Barbie, Kara Şövalye'nin 15 yıllık gişe rekorunu kırdı

Barbie'de Margot Robbie ve Ryan Gosling'e Emma Mackey, Alexandra Shipp, Dua Lipa, Ncuti Gatwa, Simu Liu ve Scott Evans eşlik ediyor (Warner Bros)
Barbie'de Margot Robbie ve Ryan Gosling'e Emma Mackey, Alexandra Shipp, Dua Lipa, Ncuti Gatwa, Simu Liu ve Scott Evans eşlik ediyor (Warner Bros)

Barbie, Christopher Nolan'ın gişe canavarı 2008 yapımı süper kahraman filmi Kara Şövalye'nin (The Dark Knight) gişe rekorunu kırdı.

Greta Gerwig'in, popüler Mattel oyuncak serisinden uyarlanan komedi-dram filmi geçen cuma (21 Temmuz) sinemalarda gösterime girdi.

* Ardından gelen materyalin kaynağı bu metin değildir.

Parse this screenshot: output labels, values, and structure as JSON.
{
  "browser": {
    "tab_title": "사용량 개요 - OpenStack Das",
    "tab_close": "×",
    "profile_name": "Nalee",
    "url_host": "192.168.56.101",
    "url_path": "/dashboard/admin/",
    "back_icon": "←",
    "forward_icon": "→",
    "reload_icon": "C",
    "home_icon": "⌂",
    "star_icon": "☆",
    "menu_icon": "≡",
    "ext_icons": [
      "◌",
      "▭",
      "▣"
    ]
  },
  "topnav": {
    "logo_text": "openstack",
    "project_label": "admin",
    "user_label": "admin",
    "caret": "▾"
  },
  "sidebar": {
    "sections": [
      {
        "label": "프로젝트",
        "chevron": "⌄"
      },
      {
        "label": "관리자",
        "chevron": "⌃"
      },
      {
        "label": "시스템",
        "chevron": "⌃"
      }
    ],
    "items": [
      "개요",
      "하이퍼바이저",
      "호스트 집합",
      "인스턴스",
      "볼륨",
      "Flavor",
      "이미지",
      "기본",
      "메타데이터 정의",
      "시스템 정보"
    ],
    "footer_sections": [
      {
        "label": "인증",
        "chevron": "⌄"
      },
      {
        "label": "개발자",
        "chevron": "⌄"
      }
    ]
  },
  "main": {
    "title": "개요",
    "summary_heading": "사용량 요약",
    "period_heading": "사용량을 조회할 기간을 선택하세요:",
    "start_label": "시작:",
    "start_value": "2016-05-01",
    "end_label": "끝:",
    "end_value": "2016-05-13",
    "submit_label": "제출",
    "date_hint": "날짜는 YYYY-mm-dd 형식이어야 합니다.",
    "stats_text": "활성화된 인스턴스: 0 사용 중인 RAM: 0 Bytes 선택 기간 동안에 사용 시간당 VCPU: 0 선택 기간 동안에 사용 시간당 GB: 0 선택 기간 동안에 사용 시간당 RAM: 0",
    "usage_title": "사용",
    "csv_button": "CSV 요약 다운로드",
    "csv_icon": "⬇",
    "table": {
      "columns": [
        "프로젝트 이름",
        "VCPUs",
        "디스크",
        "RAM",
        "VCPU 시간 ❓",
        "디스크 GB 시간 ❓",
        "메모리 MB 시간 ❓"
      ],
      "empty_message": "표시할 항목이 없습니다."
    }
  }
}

Barbie, Nolan'ın son filmi Oppenheimer'la aynı gün gösterime girerken iki yapım "Barbenheimer" diye adlandırılan ortak bir tanıtım fırtınasının tadını çıkardı.

Variety'nin haberine göre Barbie, 24 Temmuz Pazartesi günü ABD gişelerinde 26 milyon dolar hasılat elde etti.

Bu rakam bugüne kadar Warner Bros.'un yayımladığı bir filmin ulaştığı en yüksek pazartesi hasılatı. Nolan'ın yönettiği, Batman'in devam filmi Kara Şövalye 24,6 milyon dolarla (enflasyona göre ayarlanmamıştır) önceki rekorun sahibiydi.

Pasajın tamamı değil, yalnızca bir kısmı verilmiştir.